En réponse au rapport de l'AMC dans une déclaration, Ronan Harris, vice-président, Google Royaume-Uni et Irlande, nous a dit:

L'industrie de la publicité numérique aide les entreprises britanniques de toutes tailles à trouver des clients au Royaume-Uni et dans le monde, et soutient les sites Web que les gens connaissent et aiment en termes de revenus et de portée. Nous avons créé des contrôles faciles à utiliser qui permettent aux utilisateurs de gérer leurs données dans les services de Google, comme la possibilité de désactiver la publicité personnalisée et de supprimer automatiquement leur historique de recherche. Nous continuerons de travailler de façon constructive avec l'AMC et le gouvernement dans ces domaines importants afin que tout le monde puisse tirer le meilleur parti du Web.

Un porte-parole de Facebook nous a également envoyé cette déclaration:

Nous sommes pleinement déterminés à nous engager dans le processus de consultation autour du rapport préliminaire de l'AMC et à continuer d'offrir les avantages de la technologie et de la publicité pertinente aux millions de personnes et de petites entreprises du Royaume-Uni qui utilisent nos services.

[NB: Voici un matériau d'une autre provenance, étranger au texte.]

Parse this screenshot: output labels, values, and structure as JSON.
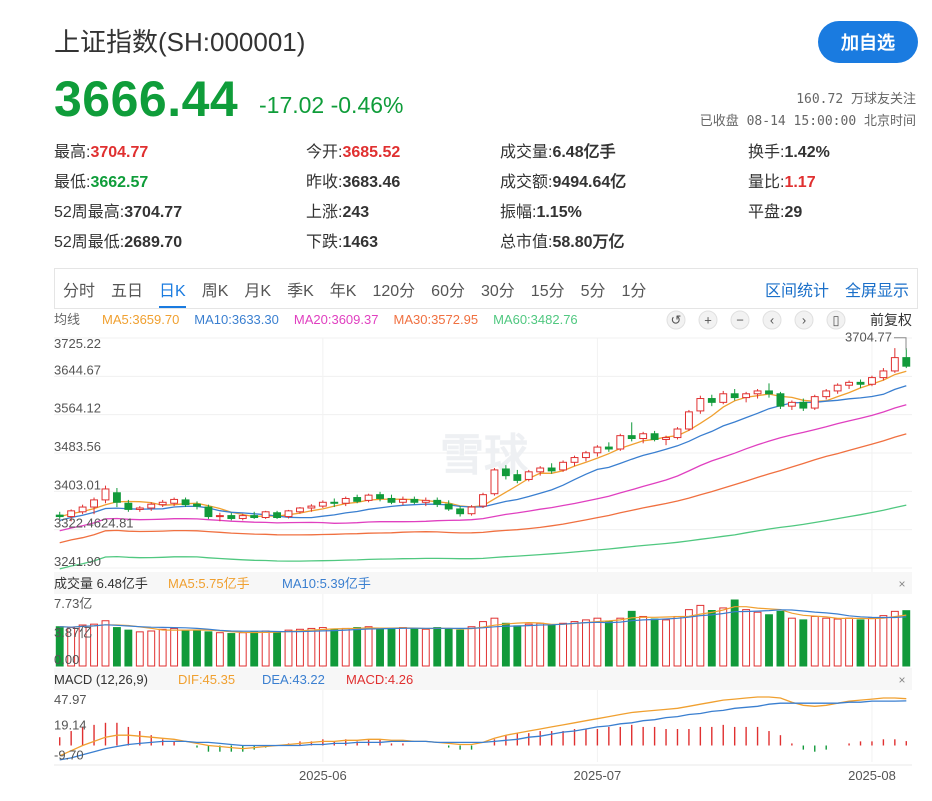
{
  "header": {
    "title": "上证指数(SH:000001)",
    "follow_button": "加自选",
    "price": "3666.44",
    "change": "-17.02 -0.46%",
    "followers": "160.72 万球友关注",
    "status": "已收盘 08-14 15:00:00 北京时间"
  },
  "quote": {
    "rows": [
      [
        {
          "label": "最高:",
          "value": "3704.77",
          "color": "red"
        },
        {
          "label": "今开:",
          "value": "3685.52",
          "color": "red"
        },
        {
          "label": "成交量:",
          "value": "6.48亿手",
          "color": ""
        },
        {
          "label": "换手:",
          "value": "1.42%",
          "color": ""
        }
      ],
      [
        {
          "label": "最低:",
          "value": "3662.57",
          "color": "green"
        },
        {
          "label": "昨收:",
          "value": "3683.46",
          "color": ""
        },
        {
          "label": "成交额:",
          "value": "9494.64亿",
          "color": ""
        },
        {
          "label": "量比:",
          "value": "1.17",
          "color": "red"
        }
      ],
      [
        {
          "label": "52周最高:",
          "value": "3704.77",
          "color": ""
        },
        {
          "label": "上涨:",
          "value": "243",
          "color": ""
        },
        {
          "label": "振幅:",
          "value": "1.15%",
          "color": ""
        },
        {
          "label": "平盘:",
          "value": "29",
          "color": ""
        }
      ],
      [
        {
          "label": "52周最低:",
          "value": "2689.70",
          "color": ""
        },
        {
          "label": "下跌:",
          "value": "1463",
          "color": ""
        },
        {
          "label": "总市值:",
          "value": "58.80万亿",
          "color": ""
        }
      ]
    ]
  },
  "tabs": {
    "periods": [
      "分时",
      "五日",
      "日K",
      "周K",
      "月K",
      "季K",
      "年K",
      "120分",
      "60分",
      "30分",
      "15分",
      "5分",
      "1分"
    ],
    "active": "日K",
    "right": [
      "区间统计",
      "全屏显示"
    ]
  },
  "chart_data": {
    "type": "candlestick",
    "ma_legend": {
      "label": "均线",
      "items": [
        {
          "text": "MA5:3659.70",
          "color": "#f0a030"
        },
        {
          "text": "MA10:3633.30",
          "color": "#3a7fd0"
        },
        {
          "text": "MA20:3609.37",
          "color": "#e040c0"
        },
        {
          "text": "MA30:3572.95",
          "color": "#f07040"
        },
        {
          "text": "MA60:3482.76",
          "color": "#50c880"
        }
      ],
      "adjust": "前复权"
    },
    "price_ticks": [
      "3725.22",
      "3644.67",
      "3564.12",
      "3483.56",
      "3403.01",
      "3322.46",
      "3241.90"
    ],
    "price_overlap_text": "3322.4624.81",
    "ylim": [
      3241.9,
      3725.22
    ],
    "high_label": "3704.77",
    "x_labels": [
      "2025-06",
      "2025-07",
      "2025-08"
    ],
    "watermark": "雪球",
    "candles": [
      [
        3353,
        3360,
        3345,
        3350
      ],
      [
        3350,
        3365,
        3340,
        3362
      ],
      [
        3360,
        3375,
        3355,
        3370
      ],
      [
        3370,
        3390,
        3355,
        3385
      ],
      [
        3385,
        3415,
        3378,
        3408
      ],
      [
        3400,
        3410,
        3370,
        3380
      ],
      [
        3378,
        3385,
        3360,
        3365
      ],
      [
        3365,
        3372,
        3360,
        3368
      ],
      [
        3368,
        3380,
        3362,
        3376
      ],
      [
        3375,
        3385,
        3370,
        3380
      ],
      [
        3378,
        3390,
        3372,
        3386
      ],
      [
        3385,
        3390,
        3370,
        3375
      ],
      [
        3376,
        3382,
        3365,
        3372
      ],
      [
        3370,
        3375,
        3345,
        3350
      ],
      [
        3350,
        3358,
        3340,
        3352
      ],
      [
        3352,
        3358,
        3342,
        3346
      ],
      [
        3346,
        3356,
        3342,
        3352
      ],
      [
        3352,
        3360,
        3345,
        3348
      ],
      [
        3348,
        3362,
        3345,
        3360
      ],
      [
        3358,
        3362,
        3345,
        3348
      ],
      [
        3350,
        3364,
        3346,
        3362
      ],
      [
        3360,
        3370,
        3356,
        3368
      ],
      [
        3368,
        3376,
        3360,
        3372
      ],
      [
        3372,
        3384,
        3368,
        3380
      ],
      [
        3380,
        3388,
        3370,
        3378
      ],
      [
        3378,
        3392,
        3372,
        3388
      ],
      [
        3390,
        3396,
        3378,
        3382
      ],
      [
        3384,
        3398,
        3380,
        3395
      ],
      [
        3396,
        3402,
        3382,
        3388
      ],
      [
        3388,
        3396,
        3376,
        3380
      ],
      [
        3380,
        3392,
        3374,
        3386
      ],
      [
        3386,
        3392,
        3376,
        3380
      ],
      [
        3380,
        3390,
        3372,
        3384
      ],
      [
        3384,
        3390,
        3370,
        3376
      ],
      [
        3376,
        3384,
        3362,
        3366
      ],
      [
        3366,
        3372,
        3350,
        3356
      ],
      [
        3356,
        3374,
        3352,
        3370
      ],
      [
        3372,
        3400,
        3368,
        3396
      ],
      [
        3398,
        3452,
        3394,
        3448
      ],
      [
        3450,
        3458,
        3428,
        3436
      ],
      [
        3438,
        3448,
        3420,
        3426
      ],
      [
        3428,
        3448,
        3424,
        3444
      ],
      [
        3444,
        3456,
        3436,
        3452
      ],
      [
        3452,
        3462,
        3440,
        3446
      ],
      [
        3448,
        3468,
        3444,
        3464
      ],
      [
        3464,
        3478,
        3456,
        3474
      ],
      [
        3474,
        3488,
        3466,
        3484
      ],
      [
        3484,
        3500,
        3476,
        3496
      ],
      [
        3496,
        3506,
        3486,
        3492
      ],
      [
        3492,
        3524,
        3488,
        3520
      ],
      [
        3520,
        3548,
        3508,
        3514
      ],
      [
        3514,
        3528,
        3504,
        3524
      ],
      [
        3524,
        3530,
        3508,
        3512
      ],
      [
        3512,
        3520,
        3500,
        3516
      ],
      [
        3516,
        3538,
        3512,
        3534
      ],
      [
        3534,
        3574,
        3530,
        3570
      ],
      [
        3572,
        3604,
        3566,
        3598
      ],
      [
        3598,
        3606,
        3582,
        3590
      ],
      [
        3590,
        3614,
        3586,
        3608
      ],
      [
        3608,
        3618,
        3594,
        3600
      ],
      [
        3600,
        3612,
        3590,
        3608
      ],
      [
        3608,
        3618,
        3598,
        3614
      ],
      [
        3614,
        3630,
        3600,
        3608
      ],
      [
        3608,
        3612,
        3576,
        3582
      ],
      [
        3582,
        3594,
        3574,
        3590
      ],
      [
        3590,
        3598,
        3572,
        3578
      ],
      [
        3578,
        3606,
        3574,
        3602
      ],
      [
        3602,
        3618,
        3596,
        3614
      ],
      [
        3614,
        3630,
        3608,
        3626
      ],
      [
        3626,
        3636,
        3618,
        3632
      ],
      [
        3632,
        3638,
        3620,
        3628
      ],
      [
        3628,
        3646,
        3624,
        3642
      ],
      [
        3642,
        3662,
        3636,
        3656
      ],
      [
        3656,
        3704,
        3652,
        3684
      ],
      [
        3684,
        3704,
        3662,
        3666
      ]
    ],
    "volume": {
      "legend": [
        {
          "text": "成交量 6.48亿手",
          "color": "#333333"
        },
        {
          "text": "MA5:5.75亿手",
          "color": "#f0a030"
        },
        {
          "text": "MA10:5.39亿手",
          "color": "#3a7fd0"
        }
      ],
      "ticks": [
        "7.73亿",
        "3.87亿",
        "0.00"
      ],
      "ylim": [
        0,
        7.73
      ],
      "values": [
        4.6,
        4.5,
        4.8,
        4.9,
        5.3,
        4.5,
        4.2,
        4.0,
        4.1,
        4.3,
        4.4,
        4.2,
        4.1,
        4.0,
        3.9,
        3.8,
        3.9,
        4.0,
        4.1,
        4.0,
        4.2,
        4.3,
        4.4,
        4.5,
        4.3,
        4.4,
        4.5,
        4.6,
        4.4,
        4.3,
        4.5,
        4.4,
        4.3,
        4.5,
        4.3,
        4.2,
        4.6,
        5.2,
        5.6,
        5.0,
        4.7,
        4.9,
        5.0,
        4.8,
        5.0,
        5.2,
        5.4,
        5.6,
        5.2,
        5.6,
        6.4,
        5.8,
        5.5,
        5.4,
        5.8,
        6.6,
        7.1,
        6.5,
        6.8,
        7.73,
        6.6,
        6.3,
        6.0,
        6.4,
        5.6,
        5.4,
        5.8,
        5.6,
        5.5,
        5.6,
        5.4,
        5.6,
        5.9,
        6.4,
        6.48
      ]
    },
    "macd": {
      "legend": [
        {
          "text": "MACD (12,26,9)",
          "color": "#333333"
        },
        {
          "text": "DIF:45.35",
          "color": "#f0a030"
        },
        {
          "text": "DEA:43.22",
          "color": "#3a7fd0"
        },
        {
          "text": "MACD:4.26",
          "color": "#e03030"
        }
      ],
      "ticks": [
        "47.97",
        "19.14",
        "-9.70"
      ],
      "ylim": [
        -16,
        47.97
      ],
      "dif": [
        -10,
        -5,
        0,
        4,
        8,
        10,
        10,
        9,
        8,
        7,
        6,
        4,
        2,
        0,
        -1,
        -2,
        -3,
        -2,
        -1,
        0,
        1,
        2,
        3,
        4,
        4,
        5,
        5,
        6,
        6,
        5,
        5,
        4,
        4,
        3,
        2,
        1,
        1,
        3,
        7,
        10,
        12,
        14,
        16,
        18,
        20,
        22,
        24,
        26,
        28,
        30,
        32,
        33,
        34,
        35,
        36,
        38,
        40,
        42,
        44,
        45,
        46,
        47,
        47,
        46,
        42,
        39,
        38,
        39,
        41,
        43,
        44,
        45,
        46,
        46,
        45.35
      ],
      "dea": [
        -14,
        -12,
        -9,
        -6,
        -3,
        -1,
        1,
        2,
        3,
        4,
        4,
        4,
        3,
        3,
        2,
        1,
        0,
        0,
        0,
        0,
        0,
        0,
        1,
        1,
        2,
        2,
        3,
        3,
        3,
        4,
        4,
        4,
        4,
        3,
        3,
        3,
        3,
        3,
        4,
        5,
        6,
        8,
        9,
        11,
        13,
        14,
        16,
        18,
        19,
        21,
        22,
        24,
        25,
        27,
        28,
        30,
        31,
        33,
        34,
        36,
        37,
        38,
        40,
        41,
        41,
        41,
        41,
        41,
        41,
        42,
        42,
        43,
        43,
        43,
        43.22
      ]
    }
  }
}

Nous convenons avec l'AMC que les gens devraient avoir le contrôle sur leurs données et la transparence sur la façon dont elles sont utilisées. En fait, pour chaque annonce que nous diffusons, nous donnons aux utilisateurs la possibilité de découvrir pourquoi ils voient cette annonce et une option pour désactiver complètement les annonces de cet annonceur. Nous fournissons également des outils de pointe pour aider les gens à contrôler leurs données, comme «Activité hors Facebook», et à les transférer vers d'autres services via nos outils de transfert de données. Nous sommes impatients de poursuivre notre collaboration avec l'AMC sur ces sujets.

Traduit de la source : https://techcrunch.com/2019/12/18/uks-competition-regulator-asks-for-views-on-breaking-up-google/

Laisser un commentaire

Votre adresse e-mail ne sera pas publiée.